Despite the recent talk that the United States housing market is nearing a ceiling in price value growth, there are some potentially highly rewarding emerging markets in the U.S. that could allow a smart investor to capitalize on.

The east and west coast saw astronomical residential property value increases in recent years but now appear to have maxed-out on the market curve. Increasingly, the emerging markets in disparate corners of the country, including many locations away from the two coasts, present the most recent high-ROI opportunities for wise investors to take advantage of.

The following will present four specific areas in four different regions of the U.S.– the midwest, southeast, northwest, and southwest — that show much potential to be at or around the beginning of a strong upward curve in real estate prices. Check out these emerging markets across the U.S.

Orange County, California

Income growth: 2.8%

Unemployment rate: 4.2%

Residential property value appreciation: 4.3%

While some observers have estimated this metropolitan area to be a risky investment for a number of reasons, this risk is very relative and minimal. Experts have assessed the risk of Orange County-area homes declining in value over the next two years at around 8%.

Orange County is a very beautiful place to live with some 3 million residents. Some neighborhoods have a better housing market outlook than others, though. The Mission Viejo real estate market is one such highly dynamic neighborhood among Orange County’s up and coming areas.

In Mission Viejo, rising property values have been on an upward trend for a while now. Mission Viejo is a beautiful area with plenty of pleasant weather most of the year.
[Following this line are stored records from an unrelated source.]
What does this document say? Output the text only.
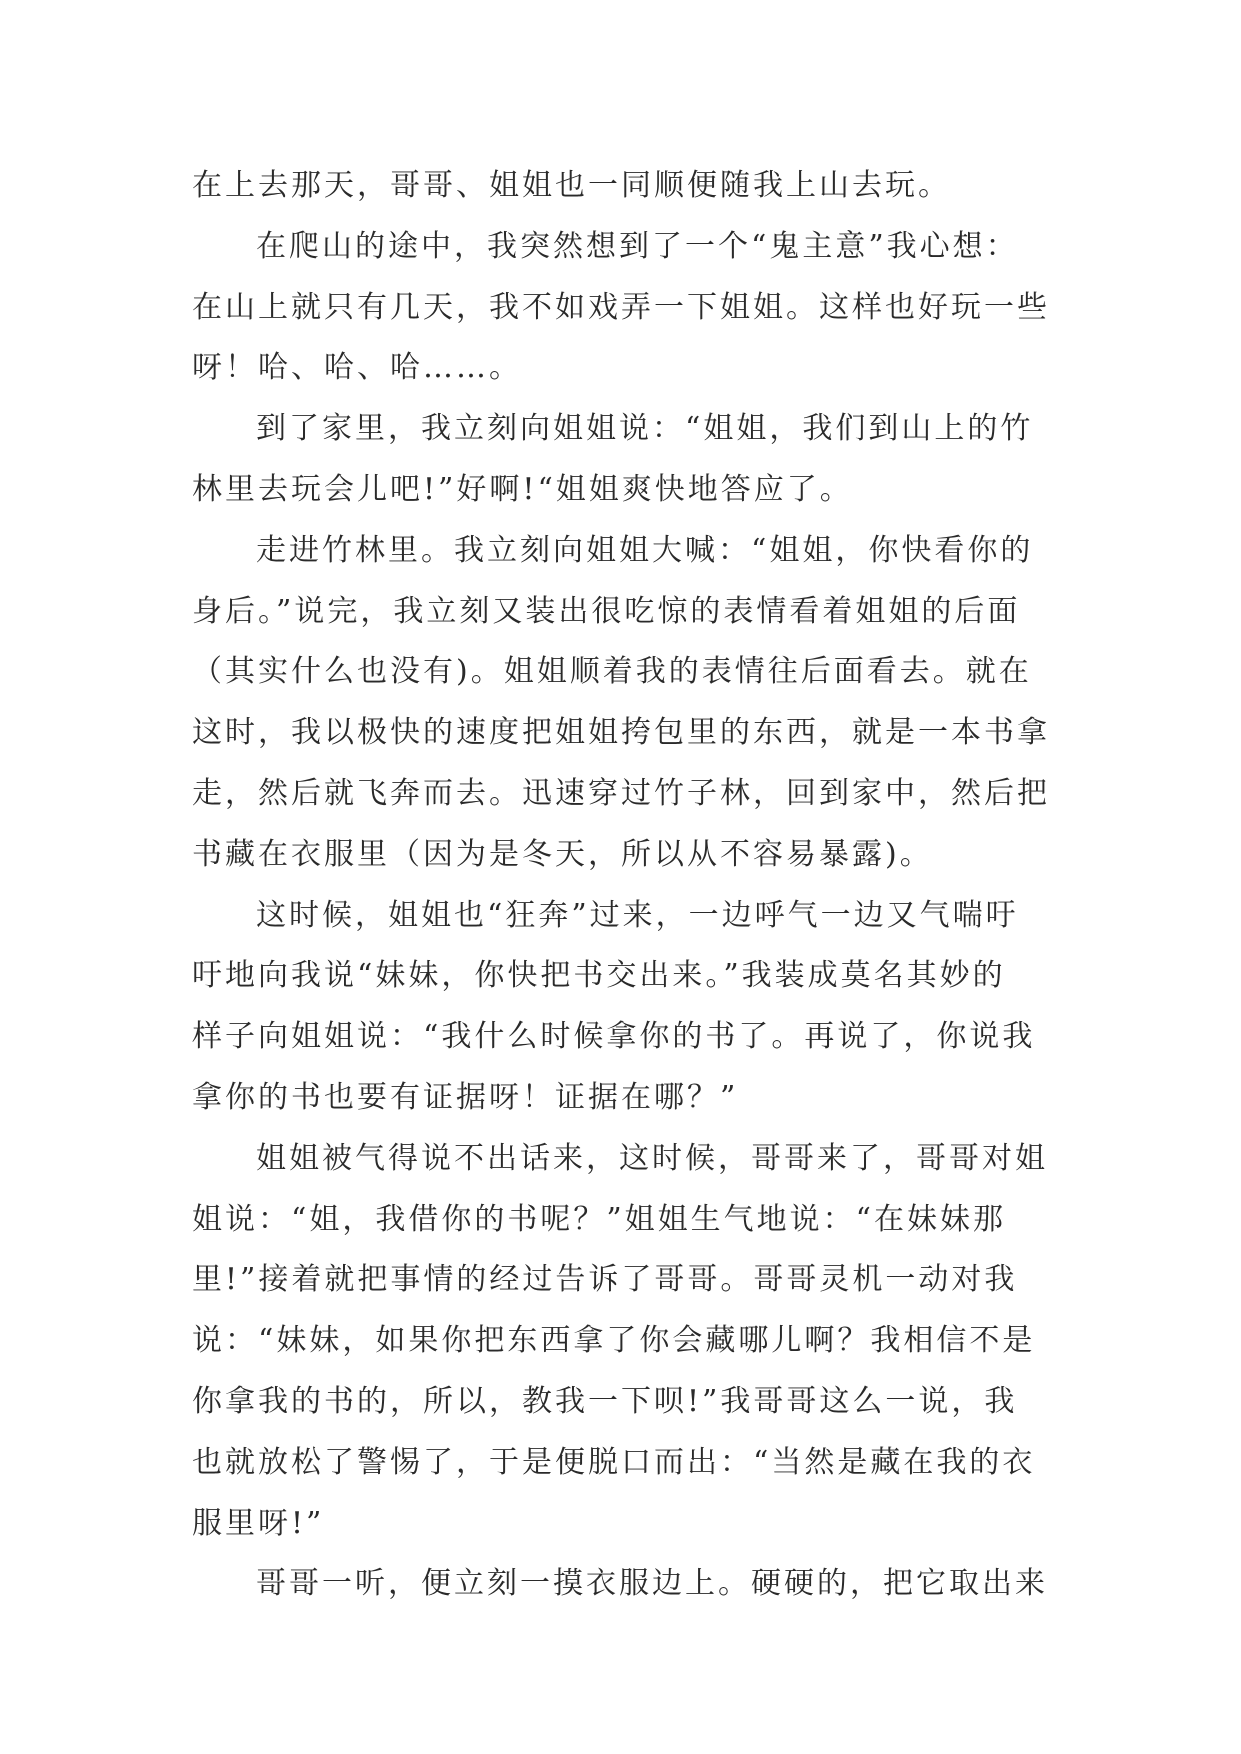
在上去那天，哥哥、姐姐也一同顺便随我上山去玩。
在爬山的途中，我突然想到了一个“鬼主意”我心想：
在山上就只有几天，我不如戏弄一下姐姐。这样也好玩一些
呀！哈、哈、哈……。
到了家里，我立刻向姐姐说：“姐姐，我们到山上的竹
林里去玩会儿吧!”好啊!“姐姐爽快地答应了。
走进竹林里。我立刻向姐姐大喊：“姐姐，你快看你的
身后。”说完，我立刻又装出很吃惊的表情看着姐姐的后面
（其实什么也没有)。姐姐顺着我的表情往后面看去。就在
这时，我以极快的速度把姐姐挎包里的东西，就是一本书拿
走，然后就飞奔而去。迅速穿过竹子林，回到家中，然后把
书藏在衣服里（因为是冬天，所以从不容易暴露)。
这时候，姐姐也“狂奔”过来，一边呼气一边又气喘吁
吁地向我说“妹妹，你快把书交出来。”我装成莫名其妙的
样子向姐姐说：“我什么时候拿你的书了。再说了，你说我
拿你的书也要有证据呀！证据在哪？”
姐姐被气得说不出话来，这时候，哥哥来了，哥哥对姐
姐说：“姐，我借你的书呢？”姐姐生气地说：“在妹妹那
里!”接着就把事情的经过告诉了哥哥。哥哥灵机一动对我
说：“妹妹，如果你把东西拿了你会藏哪儿啊？我相信不是
你拿我的书的，所以，教我一下呗!”我哥哥这么一说，我
也就放松了警惕了，于是便脱口而出：“当然是藏在我的衣
服里呀!”
哥哥一听，便立刻一摸衣服边上。硬硬的，把它取出来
This area appears to be fairly immune to the fluctuations of the housing market as it is a particularly pretty and coveted area that many people from across the country would love to buy or build their dream homes in.

Knoxville, Tennessee

Income growth: 1.1%

Unemployment rate: 4.7%

Residential property value appreciation: 4.4%

It has been said that Nashville, not far from Knoxville, is the hottest real estate market in the country in 2017. Knoxville presents a sleeper opportunity, coming in at the 7th on some lists of the hottest emerging U.S. real estate markets today.

The atmosphere of Knoxville is said to be relaxed, down-tempo and family friendly. There are many employment opportunities to be had. Outdoors, there is water nearly everywhere one goes and plenty of mountain trails to hike through.

Orlando, Florida

Income growth in Orlando: 1%

Unemployment rate in the Orlando area: 4.5%

Residential property value appreciation: 5.7%

With a continually improving and dynamic employment scene, the tourist destination of Orlando is experiencing a red-hot housing market currently. The statistics show that homes and properties are selling at the fastest clip since the last big boom in this area in 2005. The statistics show that residential properties of all kinds rose 7% in price from May 2016 to May 2017.

The lack of adequate supply to meet housing market demand is seen as being one of the factors responsible for the high rise in prices. The booming job market and beautiful weather are also factors contributing to the emerging and currently hot Orlando real estate market.

Portland, Oregon

Income growth: 1%

Unemployment rate: 4.8%

Residential property value appreciation: 5.2%

Construction in many Portland neighborhoods on new residential properties is lagging way behind historical markers, and homeowners are unsure of whether they’ll be able to find a new home in the current market. The lack of inventory here, especially on properties valued below $500,000, has contributed to a sharp uptick in home values in this emerging Northwest real estate market.

With the American real estate market red hot in general, it may seem like a bad time to buy property. However, with the previous market bubble came a solidification of certain real estate markets, many of which (like the four listed in this article) are not only likely to weather any future market storm but continue to thrive.